The recordings will have you yelling in frustration as you watch users click around your site in ways you never imagined or intended and ultimately leave without taking the actions you want them to. (For privacy, any info they enter looks like ********** on the recordings.)
It’s sobering how poorly we anticipate the needs, desires, and thoughts of others.
Welcome to marketing.
And speaking of marketing; I find that it’s prudent to learn from and mimic the very best.
There are some fantastic tools out there to help you create high-converting landing pages and even A/B test them.
Because we know they do this for a living, we can reasonably infer that they test, iterate on, and improve their own landing pages, which we can look at and learn from. Check out the LeadPages homepage. (It will likely be different by the time you read this because they improve it over time. CRO is an ongoing process.)
Notice the implied 1:1 communication of the main headline speaking to you, not about them:
“Turn Clicks into Customers”
The design is quite minimal on a large desktop screen. There’s a lot of white space.
The Call to Action (CTA) button jumps out in its unmistakable purple with clearly rounded edges for me to press, and it says, again addressing me as the visitor:
“Start a Free Trial”
There is little friction here. I don’t have to scroll down the page or click to another to discover what the options are for me or what I should do next.
Moreover, the offer here is risk-free in the sense that it’s FREE, which is always a great starting point.
We’ll talk more about this when we get to funnels, but in general it’s nice to have a “micro conversion” like “Download our Free Guide” to get people’s information for continued email marketing without making them feel they have to enter into an uncomfortable sales conversation they’re not ready for yet (remember traffic temperatures?).
Contrast this with the standard Contact Us page we all use with the ambiguous Submit button. What’s going to happen after I press Submit? Will I be getting a phone call (which I hate, by the way, because I’m under 40)? Will I be barraged with daily emails, voicemails, and texts?
For many service businesses “Book a Free Consult” seems like a softer touch, but it may or may not be depending on your industry. Is the jig up? Do most of your prospects actually know that Free Consult is actually a dreaded High Pressure Sales Meeting? If so, then you may need to soften further with a Free Guide that just puts people onto your email list, but you don’t call them just yet.
How about the homepage for Unbounce (another tool like LeadPages)?
Headline: Convert More Sales
CTA: Start My Free Trial (in multiple places)
Design: Fairly minimal with text to one side and images to the other
Plus: a Live Chat box in the corner asking me “Need a little help turning your traffic into conversions?”
And check out what the bot says after you click it. It’s getting you to segment yourself so they can communicate with you based on your Persona and Traffic Temperature.

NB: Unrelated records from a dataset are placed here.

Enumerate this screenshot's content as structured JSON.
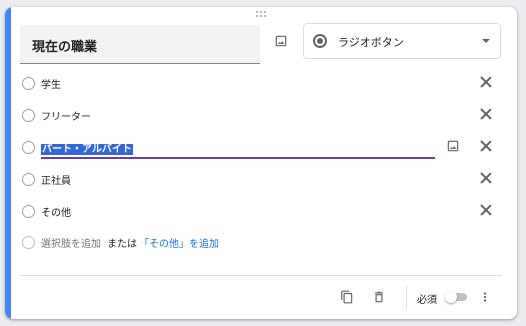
{
  "question": {
    "title": "現在の職業",
    "type_label": "ラジオボタン"
  },
  "options": [
    {
      "label": "学生"
    },
    {
      "label": "フリーター"
    },
    {
      "label": "パート・アルバイト",
      "editing": true
    },
    {
      "label": "正社員"
    },
    {
      "label": "その他"
    }
  ],
  "add_option": {
    "add_label": "選択肢を追加",
    "or_label": "または",
    "add_other_label": "「その他」を追加"
  },
  "footer": {
    "required_label": "必須",
    "required_on": false
  },
  "colors": {
    "accent": "#4285f4",
    "selection": "#3367d6",
    "focus_underline": "#673ab7",
    "link": "#1a73e8"
  },
  "icons": [
    "drag-handle-icon",
    "image-icon",
    "radio-icon",
    "dropdown-arrow-icon",
    "close-icon",
    "copy-icon",
    "delete-icon",
    "more-vert-icon"
  ]
}
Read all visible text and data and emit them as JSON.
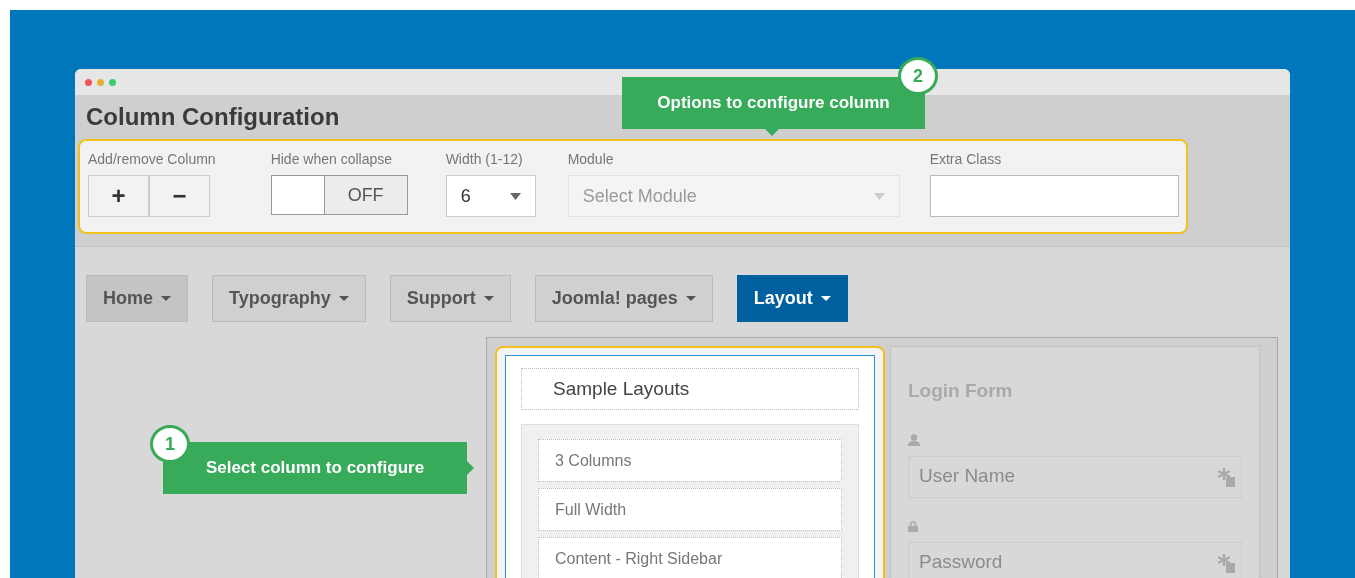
{
  "window": {
    "title": "Column Configuration"
  },
  "callouts": [
    {
      "number": "2",
      "text": "Options to configure column"
    },
    {
      "number": "1",
      "text": "Select column to configure"
    }
  ],
  "config": {
    "fields": [
      {
        "kind": "buttons",
        "label": "Add/remove Column",
        "buttons": [
          "+",
          "−"
        ]
      },
      {
        "kind": "toggle",
        "label": "Hide when collapse",
        "value": "OFF",
        "on": false
      },
      {
        "kind": "select",
        "label": "Width (1-12)",
        "value": "6",
        "disabled": false
      },
      {
        "kind": "select",
        "label": "Module",
        "placeholder": "Select Module",
        "disabled": true
      },
      {
        "kind": "text",
        "label": "Extra Class"
      }
    ]
  },
  "menu": [
    {
      "label": "Home",
      "selected": false
    },
    {
      "label": "Typography",
      "selected": false
    },
    {
      "label": "Support",
      "selected": false
    },
    {
      "label": "Joomla! pages",
      "selected": false
    },
    {
      "label": "Layout",
      "selected": true
    }
  ],
  "columns": [
    {
      "selected": true,
      "module_title": "Sample Layouts",
      "items": [
        "3 Columns",
        "Full Width",
        "Content - Right Sidebar"
      ]
    },
    {
      "selected": false,
      "module_title": "Login Form",
      "fields": [
        {
          "placeholder": "User Name"
        },
        {
          "placeholder": "Password"
        }
      ]
    }
  ]
}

Note how the conversion continues when I select an option.
How about the ClickFunnels homepage?
These guys have a great video, a similar headline and CTA, and social proof from other users who have gone before you and the results they’ve seen.
They also have this free quiz farther down the page for you to segment yourself into one of their Buyer Personas.
I’ll stop here for now, but I hope you can see the value of learning from and copying the best.
With these landing pages, this Live Chat and this quiz, you can see how they’re automatically mimicking the 1:1 sales experience you might have in a physical retail store with a salesperson.
Color me impressed.
I have no doubts that these conversion-oriented companies tested every element of these pages, the Quiz, and the Live Chat logic tree to optimize for their main conversion action: “Sign Up for a Free Trial.”
Take a look at your own homepage. What can you do to make it more like some of the highest converting pages?
Each page should have only one goal, and should drive the prospect relentlessly and seamlessly toward it. More about this in the CRO chapter later.